Litigation Hold Best Practices


Hat tip to Jeff Brandt, editor of the PinHawk Law Technology Daily Digest, for the pointer to an article published in the Daily Record: "Litigation holds — the do’s and don’ts."

Several participants at recent Risk Roundtables have commented on efforts to review their firms' internal litigation hold processes. The article presents a good refresher on the topic, in the context of a malpractice case between Paul, Hastings, Janofsky & Walker LLP and  a client:
  • "New York law requires a party to preserve evidence that may be relevant to pending or reasonably anticipated litigation... The litigation hold was distributed in 2008 but it appears no one read it."
  • "In his own deposition, the individual that destroyed evidence confirmed he received the litigation hold in April 2008, and even sent it along to others.

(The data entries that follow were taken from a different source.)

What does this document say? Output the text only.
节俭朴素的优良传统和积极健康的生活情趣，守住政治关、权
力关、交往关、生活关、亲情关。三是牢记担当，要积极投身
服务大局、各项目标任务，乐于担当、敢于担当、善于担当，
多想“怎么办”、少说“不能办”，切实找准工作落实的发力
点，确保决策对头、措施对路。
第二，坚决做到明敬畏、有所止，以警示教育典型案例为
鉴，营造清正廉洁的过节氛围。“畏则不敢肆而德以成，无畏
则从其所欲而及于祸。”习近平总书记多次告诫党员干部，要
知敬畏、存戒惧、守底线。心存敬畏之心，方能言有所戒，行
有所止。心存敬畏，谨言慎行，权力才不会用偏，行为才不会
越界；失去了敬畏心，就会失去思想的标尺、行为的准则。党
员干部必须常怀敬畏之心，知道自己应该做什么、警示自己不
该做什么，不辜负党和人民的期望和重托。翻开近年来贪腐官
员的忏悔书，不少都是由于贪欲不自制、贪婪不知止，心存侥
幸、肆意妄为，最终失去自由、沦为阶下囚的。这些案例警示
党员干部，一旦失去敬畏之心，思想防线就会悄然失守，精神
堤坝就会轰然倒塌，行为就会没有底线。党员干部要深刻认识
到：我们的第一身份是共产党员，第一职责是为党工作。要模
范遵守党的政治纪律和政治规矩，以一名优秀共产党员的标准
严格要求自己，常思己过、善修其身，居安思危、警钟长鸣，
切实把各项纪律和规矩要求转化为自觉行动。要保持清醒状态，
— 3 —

However, he was not informed by counsel to preserve evidence until more than two years after this litigation began. This is a great example of why it is not sufficient to solely send out a hold notice. It is prudent and necessary to verify the recipient not only read the notice but understands what must be done and not be done."
  • The judge in the matter notes: "A party’s discovery obligations do not end with the implementation of a ‘litigation hold’ — to the contrary, that’s only the beginning. Counsel must oversee compliance with the litigation hold, monitoring the party’s efforts to retain and produce relevant documents.
The author explores additional detail in the case at hand, along with a deeper dive into requirements and best practices, which he summarizes:
  1. It is critical to send out a litigation hold notice when a party can reasonably anticipate litigation.
  2. It is even more critical to survey each person that received the notice to ensure they fully comprehend its meaning and instructions.
  3. Engage the IT department early in the process as they are a vital component in the litigation process within most organizations.
  4. Trust, but verify. If the IT department and key players state they have suspended automated deletion practices and have preserved documents, it must be verified. The case depends on it!

Monday, July 2, 2012

Information Risk, Cybersecurity & Law Firms

IntApp's Brian Lynch, chair of our Law Firm Compliance Consortium, sent word of a recent article in the Wall Street Journal: "Lawyers Get Vigilant on Cybersecurity" --
  • "As hackers step up attacks on law firms, attorneys are being forced to master a subject few of them studied in law school: cybersecurity."
  • "For hackers bent on insider trading, targets could include lawyers at top law firms that handle mergers and acquisitions, such as Cravath, Swaine & Moore LLP, Skadden, Arps, Slate, Meagher & Flom LLP or Davis Polk & Wardwell LLP, says Mr. Friedberg, a former federal prosecutor."
  • "But current and former law-enforcement officials say cyberattacks against law firms are on the rise, as criminals and state-sponsored hackers launch increasingly sophisticated sorties aimed at gaining access to the valuable information entrusted to law firms. 'We've seen specific documents from law firms on specific deals being exfiltrated from cyberattacks,' the FBI's Mary Galligan said in April at a law-firm conference in New York."
  • "Few law firms will admit publicly to a breach. Thefts of confidential information strike at the core of the legal profession's obligation to safeguard clients' secrets, and can do considerable harm to a firm's reputation."
  • "That sort of internal vigilance could soon become a professional duty for lawyers. A handful of bar associations across the country have told their members that keeping up with technology and taking reasonable steps to protect client information from being stolen are part of lawyers' ethical obligations."